Weeks without calls, months without visits.  When visits come they are short.  The last one only a few hours and the one before the boy didn't even want to go.  He said "I want to stay here with you and daddy".  The little people have gone from asking every day about their father to not asking at all.  The two little ones don't ask when they will see him again at all.  G still struggles some times but even now it seems that she is moving on.  As an adult I can easily see what is happening.  There is no longer a responsibility of children.  Only the need to make his own relationship work.  And one day my children will know that.  They will see things as an adult and know they were put on the back burner for someone else.  They will learn of the times he was in town but didn't see them.  And when they ask me I tell them the truth.  They will learn that they can't trust him or count on him, just as I did.  I pray the little ones forget the things that have been done to them and only remember his absance.  As for G, I pray she always knows how much I love her.  I pray she sees that the person who is raising her loves her more than she could possibly imagine.  Because she has not and will not forget the past.

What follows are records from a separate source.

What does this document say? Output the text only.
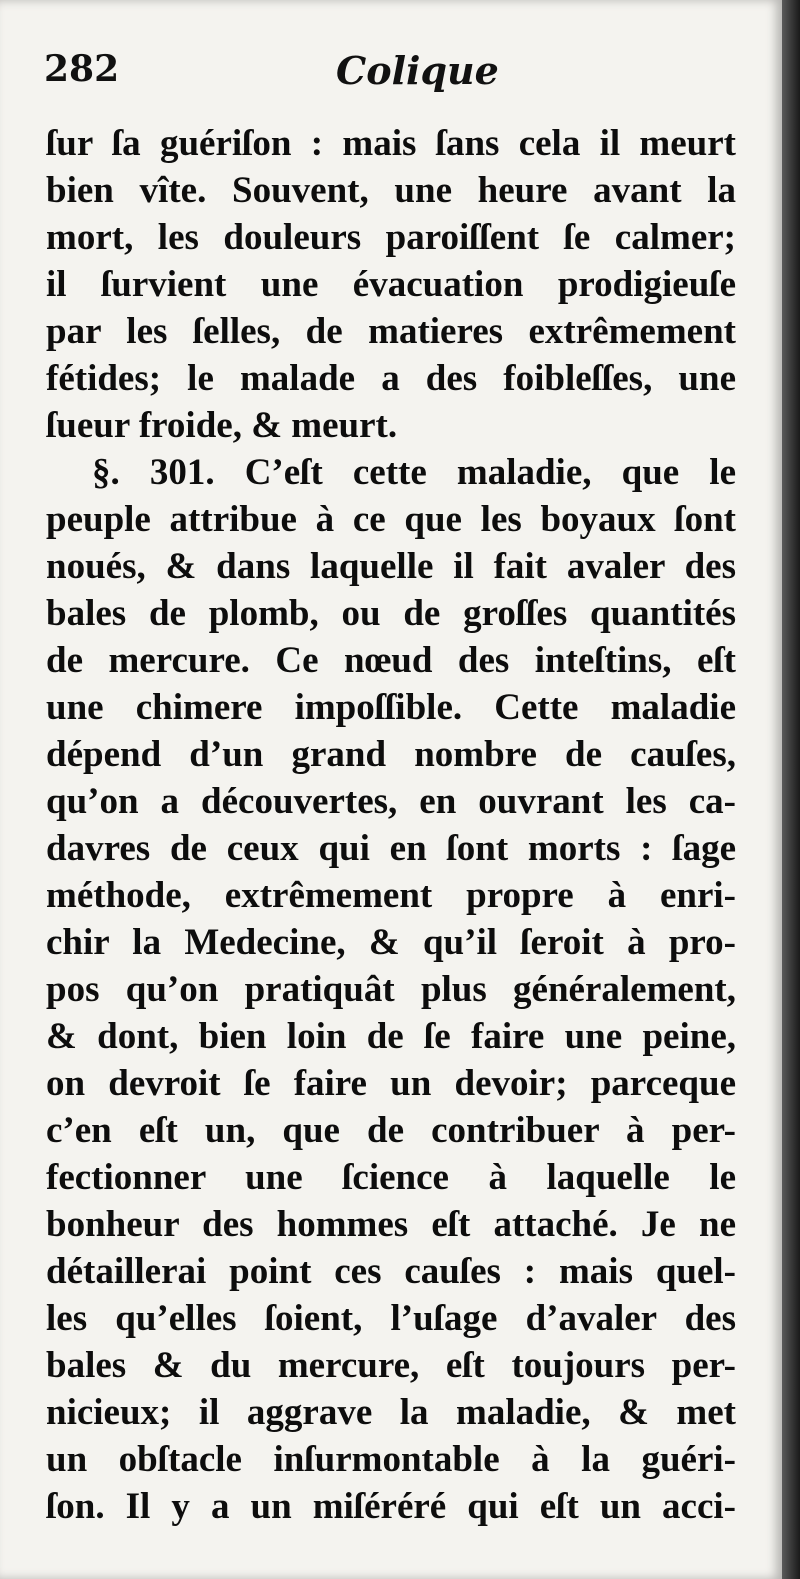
282	Colique
ſur ſa guériſon : mais ſans cela il meurt
bien vîte. Souvent, une heure avant la
mort, les douleurs paroiſſent ſe calmer;
il ſurvient une évacuation prodigieuſe
par les ſelles, de matieres extrêmement
fétides; le malade a des foibleſſes, une
ſueur froide, & meurt.
§. 301. C’eſt cette maladie, que le
peuple attribue à ce que les boyaux ſont
noués, & dans laquelle il fait avaler des
bales de plomb, ou de groſſes quantités
de mercure. Ce nœud des inteſtins, eſt
une chimere impoſſible. Cette maladie
dépend d’un grand nombre de cauſes,
qu’on a découvertes, en ouvrant les ca-
davres de ceux qui en ſont morts : ſage
méthode, extrêmement propre à enri-
chir la Medecine, & qu’il ſeroit à pro-
pos qu’on pratiquât plus généralement,
& dont, bien loin de ſe faire une peine,
on devroit ſe faire un devoir; parceque
c’en eſt un, que de contribuer à per-
fectionner une ſcience à laquelle le
bonheur des hommes eſt attaché. Je ne
détaillerai point ces cauſes : mais quel-
les qu’elles ſoient, l’uſage d’avaler des
bales & du mercure, eſt toujours per-
nicieux; il aggrave la maladie, & met
un obſtacle inſurmontable à la guéri-
ſon. Il y a un miſéréré qui eſt un acci-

It's difficult some times watching the way the man loves his children.  Difficult because I love them just as much and find it nearly impossible to understand why someone wouldn't want a relationship with them.  Neither one of us would go weeks at a time without even a phone call.  And while we enjoy the times their Grandparents take them for a night, we miss them.  I am happy, so incredibly happy that they have this man as their dad.  My heart swells when L rans to him saying dad.  It's the best sound in the world to me.  And when Eian says daddy my heart swells again.  They see him.  They see his love and his dedication to us and that is what I need to keep fighting the anger that flares up when another week goes by with no word from the man who holds the believed entitlement to the name dad.